Antony Gormley (b. 1950, London) is world-renowned for his monumental and life-size sculptures, including the permanent public artwork Angel of the North in Gateshead, England and public art installation Event Horizon, comprising 31 sculptures of the artist’s own body, which appeared in different cities between 2007 and 2016.
His work is a continuing exploration of how bodies interact with, occupy and negotiate space, whether in largescale and life-size sculptures, or in invitations to enter spaces that articulate the relationship of the viewer to their surroundings. Important exhibitions of the artist’s work have been held at the National Gallery Singapore (2021); Royal Academy of Arts, London (2019); Uffizi Galery, Florence (2019);
Philadelphia Museum of Art (2019); Long Museum, Shanghai (2017); National Portrait Gallery, London (2016); Centro Cultural Banco do Brasil, São Paulo, Rio de Janeiro and Brasília (2012); Deichtorhallen Hamburg (2012); The State Hermitage Museum, St. Petersburg (2011); Kunsthaus Bregenz, Austria (2010); Hayward Gallery, London (2007); Malmö Konsthall, Sweden (1993) and Louisiana Museum of Modern Art, Denmark (1989).

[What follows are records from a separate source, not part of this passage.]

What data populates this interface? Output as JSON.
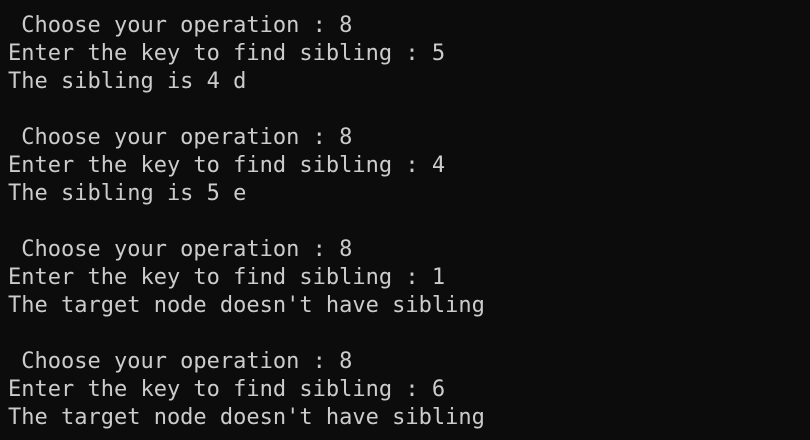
{
  "terminal": {
    "colors": {
      "background": "#0c0c0c",
      "text": "#cccccc"
    },
    "blocks": [
      {
        "prompt": " Choose your operation : 8",
        "input": "Enter the key to find sibling : 5",
        "result": "The sibling is 4 d"
      },
      {
        "prompt": " Choose your operation : 8",
        "input": "Enter the key to find sibling : 4",
        "result": "The sibling is 5 e"
      },
      {
        "prompt": " Choose your operation : 8",
        "input": "Enter the key to find sibling : 1",
        "result": "The target node doesn't have sibling"
      },
      {
        "prompt": " Choose your operation : 8",
        "input": "Enter the key to find sibling : 6",
        "result": "The target node doesn't have sibling"
      }
    ]
  }
}
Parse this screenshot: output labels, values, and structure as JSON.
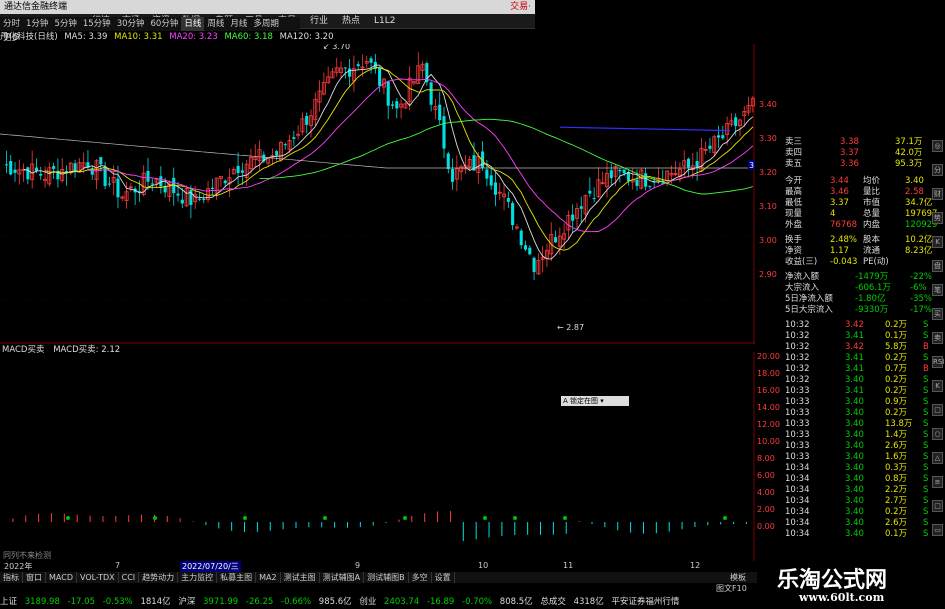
{
  "window": {
    "title": "通达信金融终端",
    "right": "交易·"
  },
  "menu": [
    "行情",
    "市场",
    "资讯",
    "数据",
    "专题",
    "工具",
    "交易",
    "行业",
    "热点",
    "L1L2"
  ],
  "periods": [
    "分时",
    "1分钟",
    "5分钟",
    "15分钟",
    "30分钟",
    "60分钟",
    "日线",
    "周线",
    "月线",
    "多周期",
    "更多"
  ],
  "active_period": "日线",
  "ma": {
    "stock": "丹化科技(日线)",
    "ma5": "MA5: 3.39",
    "ma10": "MA10: 3.31",
    "ma20": "MA20: 3.23",
    "ma60": "MA60: 3.18",
    "ma120": "MA120: 3.20"
  },
  "annotations": {
    "high": "3.70",
    "low": "2.87",
    "marker": "3.32"
  },
  "price_ticks": [
    "3.40",
    "3.30",
    "3.20",
    "3.10",
    "3.00",
    "2.90"
  ],
  "macd": {
    "title": "MACD买卖",
    "value": "MACD买卖: 2.12"
  },
  "macd_ticks": [
    "20.00",
    "18.00",
    "16.00",
    "14.00",
    "12.00",
    "10.00",
    "8.00",
    "6.00",
    "4.00",
    "2.00",
    "0.00"
  ],
  "popup": "A 锁定在图 ▾",
  "date_axis": [
    "2022年",
    "7",
    "2022/07/20/三",
    "9",
    "10",
    "11",
    "12"
  ],
  "bottom_label": "同列不来检测",
  "quote": [
    [
      "卖三",
      "3.38",
      "37.1万"
    ],
    [
      "卖四",
      "3.37",
      "42.0万"
    ],
    [
      "卖五",
      "3.36",
      "95.3万"
    ]
  ],
  "stats": [
    [
      "今开",
      "3.44",
      "均价",
      "3.40"
    ],
    [
      "最高",
      "3.46",
      "量比",
      "2.58"
    ],
    [
      "最低",
      "3.37",
      "市值",
      "34.7亿"
    ],
    [
      "现量",
      "4",
      "总量",
      "197697"
    ],
    [
      "外盘",
      "76768",
      "内盘",
      "120929"
    ],
    [
      "换手",
      "2.48%",
      "股本",
      "10.2亿"
    ],
    [
      "净资",
      "1.17",
      "流通",
      "8.23亿"
    ],
    [
      "收益(三)",
      "-0.043",
      "PE(动)",
      ""
    ]
  ],
  "flow": [
    [
      "净流入额",
      "-1479万",
      "-22%"
    ],
    [
      "大宗流入",
      "-606.1万",
      "-6%"
    ],
    [
      "5日净流入额",
      "-1.80亿",
      "-35%"
    ],
    [
      "5日大宗流入",
      "-9330万",
      "-17%"
    ]
  ],
  "ticks": [
    [
      "10:32",
      "3.42",
      "0.2万",
      "S"
    ],
    [
      "10:32",
      "3.41",
      "0.1万",
      "S"
    ],
    [
      "10:32",
      "3.42",
      "5.8万",
      "B"
    ],
    [
      "10:32",
      "3.41",
      "0.2万",
      "S"
    ],
    [
      "10:32",
      "3.41",
      "0.7万",
      "B"
    ],
    [
      "10:32",
      "3.40",
      "0.2万",
      "S"
    ],
    [
      "10:33",
      "3.41",
      "0.2万",
      "S"
    ],
    [
      "10:33",
      "3.40",
      "0.9万",
      "S"
    ],
    [
      "10:33",
      "3.40",
      "0.2万",
      "S"
    ],
    [
      "10:33",
      "3.40",
      "13.8万",
      "S"
    ],
    [
      "10:33",
      "3.40",
      "1.4万",
      "S"
    ],
    [
      "10:33",
      "3.40",
      "2.6万",
      "S"
    ],
    [
      "10:33",
      "3.40",
      "1.6万",
      "S"
    ],
    [
      "10:34",
      "3.40",
      "0.3万",
      "S"
    ],
    [
      "10:34",
      "3.40",
      "0.8万",
      "S"
    ],
    [
      "10:34",
      "3.40",
      "2.2万",
      "S"
    ],
    [
      "10:34",
      "3.40",
      "2.7万",
      "S"
    ],
    [
      "10:34",
      "3.40",
      "0.2万",
      "S"
    ],
    [
      "10:34",
      "3.40",
      "2.6万",
      "S"
    ],
    [
      "10:34",
      "3.40",
      "0.1万",
      "S"
    ]
  ],
  "tabs": [
    "指标",
    "窗口",
    "MACD",
    "VOL-TDX",
    "CCI",
    "趋势动力",
    "主力监控",
    "私募主图",
    "MA2",
    "测试主图",
    "测试辅图A",
    "测试辅图B",
    "多空",
    "设置"
  ],
  "status": {
    "sh_name": "上证",
    "sh_val": "3189.98",
    "sh_chg": "-17.05",
    "sh_pct": "-0.53%",
    "sh_amt": "1814亿",
    "sz_name": "沪深",
    "sz_val": "3971.99",
    "sz_chg": "-26.25",
    "sz_pct": "-0.66%",
    "sz_amt": "985.6亿",
    "cy_name": "创业",
    "cy_val": "2403.74",
    "cy_chg": "-16.89",
    "cy_pct": "-0.70%",
    "cy_amt": "808.5亿",
    "total": "总成交",
    "total_amt": "4318亿",
    "broker": "平安证券福州行情"
  },
  "right_bottom": {
    "label1": "图文F10",
    "label2": "模板"
  },
  "watermark": {
    "text": "乐淘公式网",
    "url": "www.60lt.com"
  },
  "side_buttons": [
    "◎",
    "分",
    "财",
    "势",
    "K",
    "盘",
    "笔",
    "买",
    "卖",
    "RSI",
    "K",
    "□",
    "○",
    "△",
    "≡",
    "□",
    "▭"
  ],
  "colors": {
    "up": "#ff3b3b",
    "down": "#00e0e0",
    "bg": "#000000",
    "grid": "#5a0000"
  }
}
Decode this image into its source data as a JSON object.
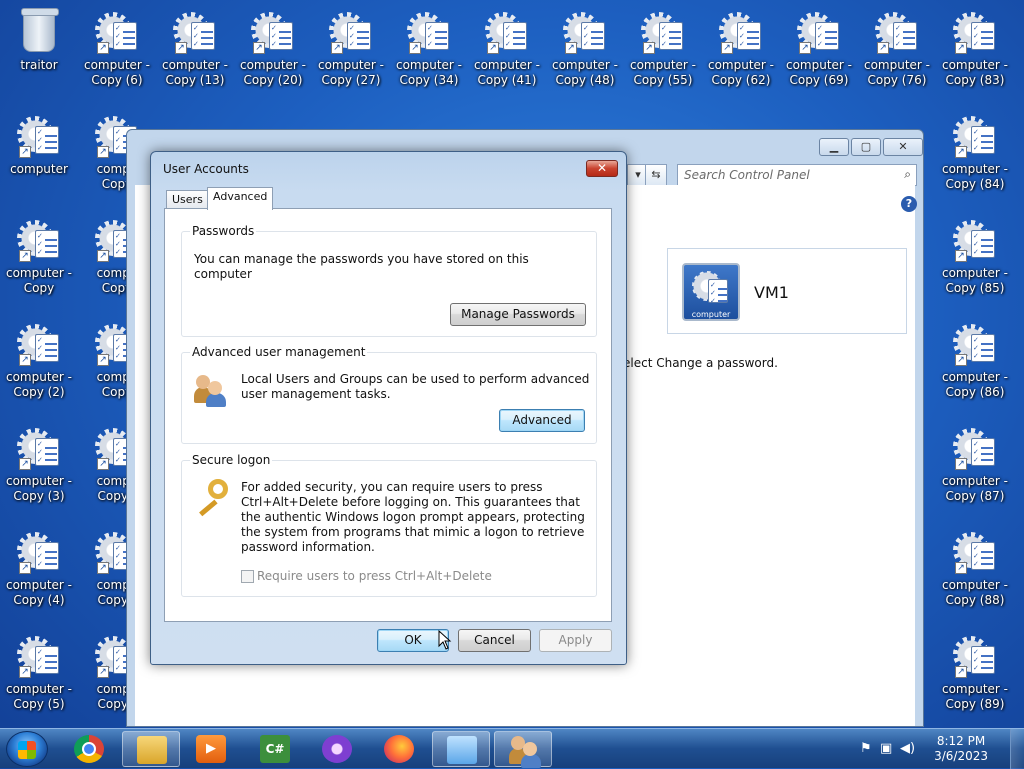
{
  "desktop": {
    "icons": [
      {
        "label": "traitor",
        "type": "recycle-bin"
      },
      {
        "label": "computer -\nCopy (6)",
        "type": "shortcut"
      },
      {
        "label": "computer -\nCopy (13)",
        "type": "shortcut"
      },
      {
        "label": "computer -\nCopy (20)",
        "type": "shortcut"
      },
      {
        "label": "computer -\nCopy (27)",
        "type": "shortcut"
      },
      {
        "label": "computer -\nCopy (34)",
        "type": "shortcut"
      },
      {
        "label": "computer -\nCopy (41)",
        "type": "shortcut"
      },
      {
        "label": "computer -\nCopy (48)",
        "type": "shortcut"
      },
      {
        "label": "computer -\nCopy (55)",
        "type": "shortcut"
      },
      {
        "label": "computer -\nCopy (62)",
        "type": "shortcut"
      },
      {
        "label": "computer -\nCopy (69)",
        "type": "shortcut"
      },
      {
        "label": "computer -\nCopy (76)",
        "type": "shortcut"
      },
      {
        "label": "computer -\nCopy (83)",
        "type": "shortcut"
      },
      {
        "label": "computer",
        "type": "shortcut"
      },
      {
        "label": "computer -\nCopy",
        "type": "shortcut"
      },
      {
        "label": "computer -\nCopy (2)",
        "type": "shortcut"
      },
      {
        "label": "computer -\nCopy (3)",
        "type": "shortcut"
      },
      {
        "label": "computer -\nCopy (4)",
        "type": "shortcut"
      },
      {
        "label": "computer -\nCopy (5)",
        "type": "shortcut"
      },
      {
        "label": "computer -\nCopy (84)",
        "type": "shortcut"
      },
      {
        "label": "computer -\nCopy (85)",
        "type": "shortcut"
      },
      {
        "label": "computer -\nCopy (86)",
        "type": "shortcut"
      },
      {
        "label": "computer -\nCopy (87)",
        "type": "shortcut"
      },
      {
        "label": "computer -\nCopy (88)",
        "type": "shortcut"
      },
      {
        "label": "computer -\nCopy (89)",
        "type": "shortcut"
      },
      {
        "label": "compu\nCopy",
        "type": "shortcut"
      },
      {
        "label": "compu\nCopy",
        "type": "shortcut"
      },
      {
        "label": "compu\nCopy",
        "type": "shortcut"
      },
      {
        "label": "compu\nCopy (",
        "type": "shortcut"
      },
      {
        "label": "compu\nCopy (",
        "type": "shortcut"
      },
      {
        "label": "compu\nCopy (",
        "type": "shortcut"
      }
    ]
  },
  "control_panel": {
    "search_placeholder": "Search Control Panel",
    "account_name": "VM1",
    "account_pic_label": "computer",
    "partial_text": "elect Change a password.",
    "help_glyph": "?"
  },
  "dialog": {
    "title": "User Accounts",
    "close_glyph": "✕",
    "tabs": [
      "Users",
      "Advanced"
    ],
    "active_tab": "Advanced",
    "passwords": {
      "title": "Passwords",
      "text": "You can manage the passwords you have stored on this computer",
      "button": "Manage Passwords"
    },
    "advanced_management": {
      "title": "Advanced user management",
      "text": "Local Users and Groups can be used to perform advanced user management tasks.",
      "button": "Advanced"
    },
    "secure_logon": {
      "title": "Secure logon",
      "text": "For added security, you can require users to press Ctrl+Alt+Delete before logging on. This guarantees that the authentic Windows logon prompt appears, protecting the system from programs that mimic a logon to retrieve password information.",
      "checkbox_label": "Require users to press Ctrl+Alt+Delete",
      "checkbox_checked": false
    },
    "buttons": {
      "ok": "OK",
      "cancel": "Cancel",
      "apply": "Apply"
    }
  },
  "taskbar": {
    "apps": [
      {
        "name": "windows-explorer",
        "open": true
      },
      {
        "name": "chrome",
        "open": false
      },
      {
        "name": "media-player",
        "open": false
      },
      {
        "name": "csharp-editor",
        "open": false
      },
      {
        "name": "tor-browser",
        "open": false
      },
      {
        "name": "firefox",
        "open": false
      },
      {
        "name": "control-panel",
        "open": true
      },
      {
        "name": "user-accounts",
        "open": true
      }
    ],
    "csharp_glyph": "C#",
    "time": "8:12 PM",
    "date": "3/6/2023"
  },
  "colors": {
    "desktop_bg": "#1d5fc0",
    "dialog_frame": "#c8dbf0",
    "close_red": "#c9432f",
    "taskbar": "#1f4f91"
  }
}
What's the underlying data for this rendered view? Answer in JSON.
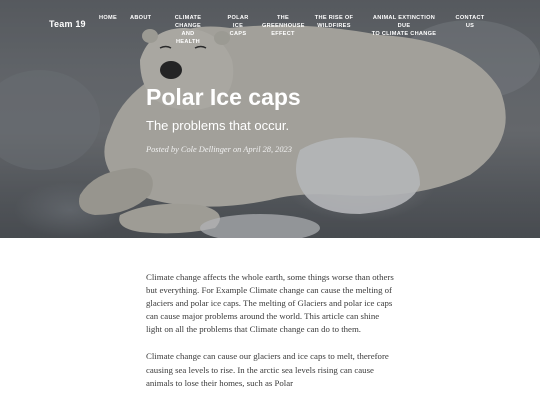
{
  "site": {
    "title": "Team 19"
  },
  "nav": {
    "items": [
      {
        "line1": "HOME",
        "line2": "",
        "line3": ""
      },
      {
        "line1": "ABOUT",
        "line2": "",
        "line3": ""
      },
      {
        "line1": "CLIMATE",
        "line2": "CHANGE AND",
        "line3": "HEALTH"
      },
      {
        "line1": "POLAR",
        "line2": "ICE",
        "line3": "CAPS"
      },
      {
        "line1": "THE",
        "line2": "GREENHOUSE",
        "line3": "EFFECT"
      },
      {
        "line1": "THE RISE OF",
        "line2": "WILDFIRES",
        "line3": ""
      },
      {
        "line1": "ANIMAL EXTINCTION DUE",
        "line2": "TO CLIMATE CHANGE",
        "line3": ""
      },
      {
        "line1": "CONTACT",
        "line2": "US",
        "line3": ""
      }
    ]
  },
  "hero": {
    "title": "Polar Ice caps",
    "subtitle": "The problems that occur.",
    "meta": "Posted by Cole Dellinger on April 28, 2023",
    "image_subject": "polar bear lying on snow and ice"
  },
  "article": {
    "paragraph1": "Climate change affects the whole earth, some things worse than others but everything. For Example Climate change can cause the melting of glaciers and polar ice caps. The melting of Glaciers and polar ice caps can cause major problems around the world. This article can shine light on all the problems that Climate change can do to them.",
    "paragraph2": "Climate change can cause our glaciers and ice caps to melt, therefore causing sea levels to rise. In the arctic sea levels rising can cause animals to lose their homes, such as Polar"
  }
}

Winner of the 1994 Turner Prize and a Royal Academician, among other accolades, his work is held in numerous collections around the world, including those of the Tate, Uffizi, Museum of Contemporary Art, Los Angeles, and Hirshhorn Museum and Sculpture Garden, Washington D.C.
Almost all of Gormley‘s work takes the human body as its subject, with his own body used in many works as the basis for metal casts. Gormley describes his work as “an attempt to materialise the place at the other side of appearance where we all live.” Gormley won the Turner Prize in 1994 with the work “Field for the British Isles.” Gormley has been a Royal Academician since 2003 and Trustee of the British Museum since 2007.